Argentina Defaults on Payment; Creditors Ready to Resume Debt Discussion
Argentina has defaulted on its sovereign debt for the ninth time. The government has invited Exchange Bondholder Group, a major creditor group to discuss the terms of the debt deal and the group has confirmed that they have been invited to sign a non-disclosure agreement.
As per economic data available, the Exchange Bondholder Group currently represents 15 percent of Argentina’s exchange bonds. The Ministry of Economy is ready for negotiation with creditors, as per local media reports. Argentina failed to reach an agreement with creditors before the May 22 deadline to resolve the impasse. The government missed to make the payment for $500 million in already delayed bond coupons.
The government had earlier rejected the proposal for restructuring of USD 65 billion foreign debt. As per a report published by Reuters, executives from major credit agencies were optimistic Argentina would eventually strike a deal, but warned that the country’s economic woes were far from over.
While commenting on the default, President Alberto Fernandez said, “I read in the newspapers that we are in danger of falling into default tomorrow [Friday] and I ask myself why they lie like this.
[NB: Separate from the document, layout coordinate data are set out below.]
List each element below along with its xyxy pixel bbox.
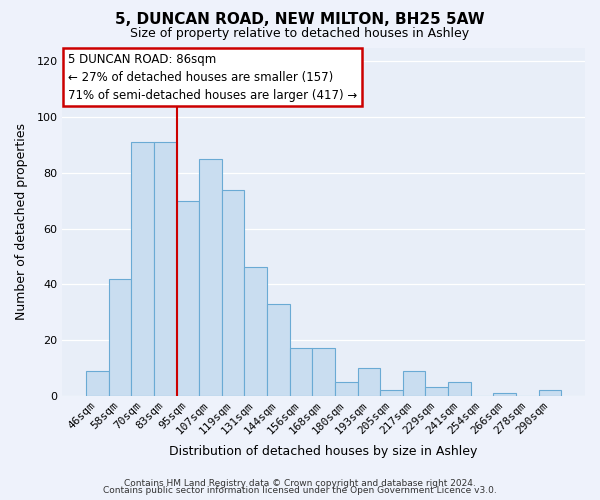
Bar bbox=[154, 142, 176, 396]
Bar bbox=[109, 278, 131, 396]
Bar bbox=[267, 304, 290, 396]
Text: Size of property relative to detached houses in Ashley: Size of property relative to detached ho… bbox=[130, 28, 470, 40]
Y-axis label: Number of detached properties: Number of detached properties bbox=[15, 123, 28, 320]
Bar bbox=[425, 387, 448, 396]
Bar bbox=[403, 370, 425, 396]
Text: 5 DUNCAN ROAD: 86sqm
← 27% of detached houses are smaller (157)
71% of semi-deta: 5 DUNCAN ROAD: 86sqm ← 27% of detached h… bbox=[68, 52, 357, 102]
X-axis label: Distribution of detached houses by size in Ashley: Distribution of detached houses by size … bbox=[169, 444, 478, 458]
Text: Contains public sector information licensed under the Open Government Licence v3: Contains public sector information licen… bbox=[103, 486, 497, 495]
Bar bbox=[86, 370, 109, 396]
Text: 5, DUNCAN ROAD, NEW MILTON, BH25 5AW: 5, DUNCAN ROAD, NEW MILTON, BH25 5AW bbox=[115, 12, 485, 28]
Bar bbox=[131, 142, 154, 396]
Bar bbox=[176, 200, 199, 396]
Bar bbox=[335, 382, 358, 396]
Bar bbox=[313, 348, 335, 396]
Bar bbox=[380, 390, 403, 396]
Bar bbox=[539, 390, 561, 396]
Bar bbox=[448, 382, 471, 396]
Bar bbox=[358, 368, 380, 396]
Bar bbox=[290, 348, 313, 396]
Bar bbox=[244, 268, 267, 396]
Bar bbox=[199, 159, 222, 396]
Text: Contains HM Land Registry data © Crown copyright and database right 2024.: Contains HM Land Registry data © Crown c… bbox=[124, 478, 476, 488]
Bar bbox=[222, 190, 244, 396]
Bar bbox=[493, 393, 516, 396]
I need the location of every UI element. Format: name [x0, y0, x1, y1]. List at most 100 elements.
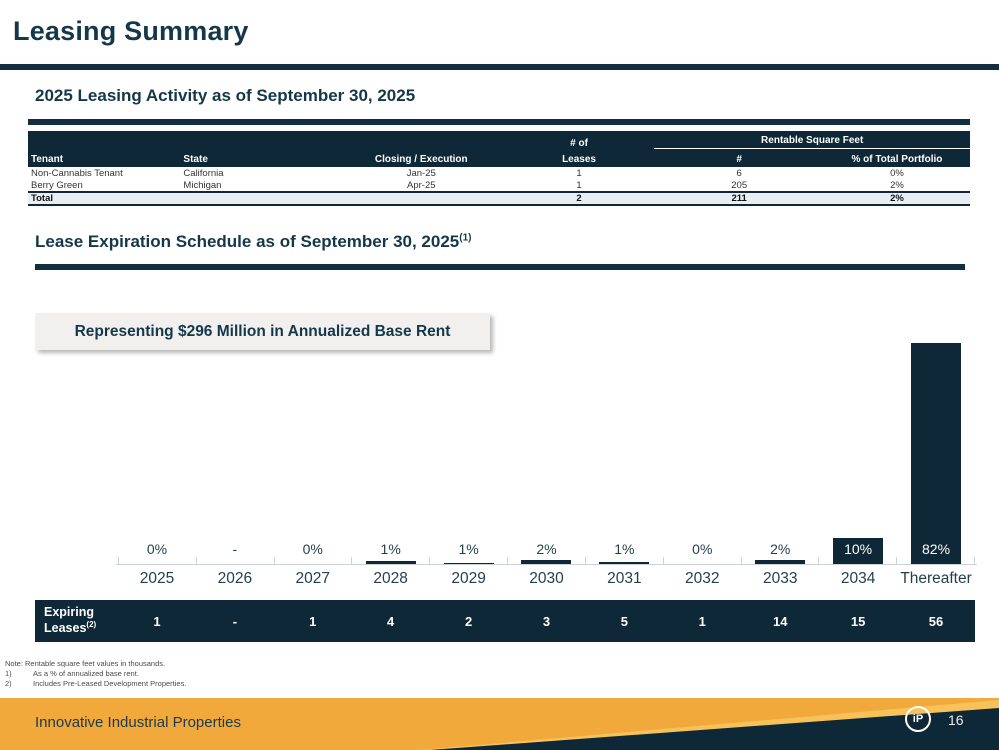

We have been in default for months, before December even we were in default, only they do not write that, they just hide it.”
Todd Martinez, director of Latin America sovereigns at Fitch Ratings said, "Should it be a default without signs of progress toward a resolution, it could heighten uncertainties and have some destabilizing effects, but these could be minimal if recent progress towards a deal continues."